Ever since the championship, I have thought of Ding as the most unlikely of recent world champions — not because he doesn’t deserve it or because he was simply lucky to win, but because of all the hoops he had to go through with the Chinese government’s travel restrictions due to COVID, Karjakin’s temporary ban from FIDE and FIDE’s requirements to earn the highest rating spot to replace him; the number of games Ding needed to maintain his 2800+ rating during that time period; Carlsen abdicating the title, and Ding’s clinching of a second-place finish at the Candidates tournament in order to be Nepomniachtchi’s challenger for the title, and finding a second in Richard Rapport, sparking one of the most beloved and odd sidekick stories in recent chess memory. So many coincidences just so happened to work in his favor, but in the end, he proved that he deserved the title by defeating Nepo in the rapid tiebreaks, self-pinning for immortality, as his predecessor tweeted in congratulations. The book portrays this drama well, and the chapter serves as a satisfying finish for our protagonist.
The last of Ding Liren’s best games?
The strange thing about this book is how much of a future career in chess is left for Ding to potentially discover, such that there are many possible “best games” ahead that would be deserving of their own entries into a book like this. Already, the naysayers have compared his and Gukesh D’s recent results and some have already practically declared that Gukesh is the next champion. While this would be an incredible historical feat should it come to pass, the games in this book remind that rumors of Ding’s demise have been rather exaggerated. He’s still one of the greatest players in the world, and of all time. While he has always somewhat been eclipsed by Magnus’s shadow, he’s still deserving of a game collection — or more. I hope that more authors and publishers take note and give us more Ding, because there’s so much we could benefit from! Besides that, I predict many good games in the future. Or at least, I hope it happens. Could be that Ding retires for good some time in the near future, but having achieved the world champion title, I wouldn’t blame him for stopping to smell the roses permanently.
Conclusion
Overall, I was really impressed with the selection of games, Kuljasevic’s and (especially) Ding’s deep yet clear analytical style, and the amount of off-the-board information the reader is made privy to — it was nice to get a taste for chess in the eyes of the Chinese, as well as to learn more about the introverted man whose disarmingly honest answers during a troubled world championship cycle won hearts around the world. Every game in this book deserves to be there, just as Ding deserves to be in the hall of world champions alongside Carlsen and his future contemporaries.

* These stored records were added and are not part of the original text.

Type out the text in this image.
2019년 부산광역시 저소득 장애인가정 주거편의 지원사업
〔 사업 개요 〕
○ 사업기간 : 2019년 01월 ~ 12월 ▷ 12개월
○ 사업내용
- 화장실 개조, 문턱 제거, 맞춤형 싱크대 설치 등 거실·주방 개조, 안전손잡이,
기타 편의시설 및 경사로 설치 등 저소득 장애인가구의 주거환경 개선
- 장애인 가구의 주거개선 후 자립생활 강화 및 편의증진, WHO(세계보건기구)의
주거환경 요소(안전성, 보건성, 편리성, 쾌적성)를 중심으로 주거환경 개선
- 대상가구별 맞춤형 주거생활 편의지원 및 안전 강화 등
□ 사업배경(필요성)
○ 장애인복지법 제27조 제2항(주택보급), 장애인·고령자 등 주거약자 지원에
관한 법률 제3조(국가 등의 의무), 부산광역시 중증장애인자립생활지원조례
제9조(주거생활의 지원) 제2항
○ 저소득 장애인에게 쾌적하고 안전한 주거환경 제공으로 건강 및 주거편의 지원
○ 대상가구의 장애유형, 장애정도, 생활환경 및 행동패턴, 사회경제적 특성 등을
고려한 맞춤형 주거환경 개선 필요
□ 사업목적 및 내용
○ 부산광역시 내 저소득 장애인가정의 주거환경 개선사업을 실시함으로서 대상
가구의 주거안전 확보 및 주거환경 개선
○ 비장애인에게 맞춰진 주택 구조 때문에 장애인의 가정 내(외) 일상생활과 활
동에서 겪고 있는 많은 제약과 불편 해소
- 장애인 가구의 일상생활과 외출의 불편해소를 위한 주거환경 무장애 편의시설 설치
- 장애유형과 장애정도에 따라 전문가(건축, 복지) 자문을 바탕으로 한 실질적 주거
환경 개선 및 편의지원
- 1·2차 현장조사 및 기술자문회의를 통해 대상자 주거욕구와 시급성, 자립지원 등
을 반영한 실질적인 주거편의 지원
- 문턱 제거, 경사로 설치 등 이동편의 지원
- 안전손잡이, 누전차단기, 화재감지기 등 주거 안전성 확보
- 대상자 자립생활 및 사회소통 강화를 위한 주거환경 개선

Have I any complaints, it would be that this book could have used more full games, even if they weren’t as deeply annotated and explained as the core 41 games were. I understand the constraints of the project, and am glad that Kuljasevic went for quality over quantity — but I still wish there were a bit more, especially since it seems Ding’s games are criminally under-represented in the game collections department. I also wish that Kuljasevic had included more games where Ding played the English Opening. However, all these minor complaints are simply a sign that this book is a hopeful first step to righting the wrong of not giving every chess book reader more chances to study the games of one of the word’s most intriguing and likeable grandmasters.